Our friend, ally and tenacious advocate Kyla got us an in-clinic appointment with Kaiser Oncology’s new (as of September) Palliative Care team. The doctor and nurse (the social worker was away) were compassionate, direct, and wonderfully useful in offering suggestions to help with Val’s pain, nausea, and difficulties breathing and eating. I wanted to punch Kaiser in the nose for thwarting our repeated efforts to connect with Palliative Care before, because it is clear to me that every oncology patient from the beginning of their treatment needs exactly this kind of sensible, informed, comfort-care support. We came home with new meds, encouragement to discard some of the old ones, suggestions about how better to do some things we already do, and the feeling that someone was willing to spend time and effort to care for Val’s whole being. Holy cow. Too bad we leave Kaiser in three days. However, they not only got us the phone number for OHSU Palliative Care (we had it already, but it’s the thought that counts) but promised that even after we leave Kaiser we could call them for help any time we needed! (I almost didn’t type that, for fear the Kaiser borg would find us out and come stomp us into bureaucratic compliance.)

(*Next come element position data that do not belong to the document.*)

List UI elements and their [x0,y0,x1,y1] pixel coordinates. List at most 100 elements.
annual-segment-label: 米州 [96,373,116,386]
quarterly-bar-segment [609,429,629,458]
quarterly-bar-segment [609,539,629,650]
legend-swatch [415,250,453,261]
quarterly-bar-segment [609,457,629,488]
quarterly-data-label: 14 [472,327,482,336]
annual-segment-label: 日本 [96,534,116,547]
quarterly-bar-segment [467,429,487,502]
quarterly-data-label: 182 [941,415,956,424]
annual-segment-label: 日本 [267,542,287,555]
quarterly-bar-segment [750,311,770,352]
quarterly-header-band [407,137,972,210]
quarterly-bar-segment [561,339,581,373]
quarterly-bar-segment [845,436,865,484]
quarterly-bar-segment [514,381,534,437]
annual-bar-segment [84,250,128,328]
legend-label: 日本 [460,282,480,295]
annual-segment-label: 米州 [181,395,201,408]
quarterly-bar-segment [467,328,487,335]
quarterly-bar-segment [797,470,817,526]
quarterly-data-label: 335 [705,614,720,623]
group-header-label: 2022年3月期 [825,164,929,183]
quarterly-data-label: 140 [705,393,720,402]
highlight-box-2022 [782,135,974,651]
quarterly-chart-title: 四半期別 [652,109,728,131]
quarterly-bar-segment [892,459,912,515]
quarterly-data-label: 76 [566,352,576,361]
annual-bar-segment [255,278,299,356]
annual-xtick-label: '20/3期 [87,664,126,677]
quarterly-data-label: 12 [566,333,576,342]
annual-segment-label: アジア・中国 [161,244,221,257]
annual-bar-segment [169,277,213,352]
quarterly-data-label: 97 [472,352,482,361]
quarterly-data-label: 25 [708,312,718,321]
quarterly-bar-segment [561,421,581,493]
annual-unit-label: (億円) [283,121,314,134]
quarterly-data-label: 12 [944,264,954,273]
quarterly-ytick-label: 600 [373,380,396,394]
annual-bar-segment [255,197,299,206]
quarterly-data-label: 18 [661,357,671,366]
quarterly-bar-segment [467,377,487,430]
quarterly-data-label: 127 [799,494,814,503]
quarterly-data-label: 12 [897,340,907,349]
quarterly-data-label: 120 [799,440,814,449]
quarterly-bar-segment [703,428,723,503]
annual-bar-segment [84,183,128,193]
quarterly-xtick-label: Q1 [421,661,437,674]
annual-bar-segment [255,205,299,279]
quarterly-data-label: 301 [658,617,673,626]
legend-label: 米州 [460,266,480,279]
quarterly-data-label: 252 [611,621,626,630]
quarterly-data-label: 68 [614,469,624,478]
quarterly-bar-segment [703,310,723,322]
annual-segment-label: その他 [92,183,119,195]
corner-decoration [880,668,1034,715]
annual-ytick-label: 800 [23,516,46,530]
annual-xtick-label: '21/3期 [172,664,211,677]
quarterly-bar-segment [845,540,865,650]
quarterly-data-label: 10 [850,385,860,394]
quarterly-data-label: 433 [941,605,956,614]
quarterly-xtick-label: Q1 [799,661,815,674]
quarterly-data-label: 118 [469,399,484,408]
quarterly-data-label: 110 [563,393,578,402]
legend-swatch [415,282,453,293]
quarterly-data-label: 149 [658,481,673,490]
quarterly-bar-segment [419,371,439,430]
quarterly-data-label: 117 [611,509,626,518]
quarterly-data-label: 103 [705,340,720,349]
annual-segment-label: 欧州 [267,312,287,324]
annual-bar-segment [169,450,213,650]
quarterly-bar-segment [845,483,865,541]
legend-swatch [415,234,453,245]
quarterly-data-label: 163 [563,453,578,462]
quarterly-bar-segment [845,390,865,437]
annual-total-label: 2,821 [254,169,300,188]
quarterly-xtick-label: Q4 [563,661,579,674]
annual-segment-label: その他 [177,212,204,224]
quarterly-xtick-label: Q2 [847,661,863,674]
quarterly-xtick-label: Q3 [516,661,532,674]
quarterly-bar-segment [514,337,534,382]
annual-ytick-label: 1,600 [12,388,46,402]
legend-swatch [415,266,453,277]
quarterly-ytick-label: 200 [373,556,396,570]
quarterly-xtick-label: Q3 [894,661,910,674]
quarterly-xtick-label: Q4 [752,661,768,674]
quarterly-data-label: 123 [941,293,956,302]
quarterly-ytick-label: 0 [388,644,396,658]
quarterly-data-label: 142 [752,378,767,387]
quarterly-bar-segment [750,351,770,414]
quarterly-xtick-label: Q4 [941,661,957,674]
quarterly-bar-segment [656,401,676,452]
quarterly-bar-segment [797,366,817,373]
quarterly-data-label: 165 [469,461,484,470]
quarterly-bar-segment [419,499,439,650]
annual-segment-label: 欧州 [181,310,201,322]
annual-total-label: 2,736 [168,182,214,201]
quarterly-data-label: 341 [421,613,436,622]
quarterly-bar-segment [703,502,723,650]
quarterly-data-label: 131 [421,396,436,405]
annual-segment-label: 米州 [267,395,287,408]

Also: Val continues to breathe a little easier every day this week. Last week she couldn’t walk up the stairs without having to sit and recover, winded and panting shallowly. Today she went for a walk around the neighborhood. Holy cow.
Love,
Deborah
A walk around the neighborhood. Holy cow indeed!
Oh that is such excellent news all-around. I’m so glad you’re getting some good care. Love love love.
love good news, keep it comin’
Sometimes when I’m frustrated with a situation, I wonder if I’m missing some key that would make the frustrating situation much easier to deal with. And then I get madder thinking about it. Much like your Kaiser Palliative Care. This is why I think that people who know how to work systems are the coolest people on earth. I hope OHSU will be better to you.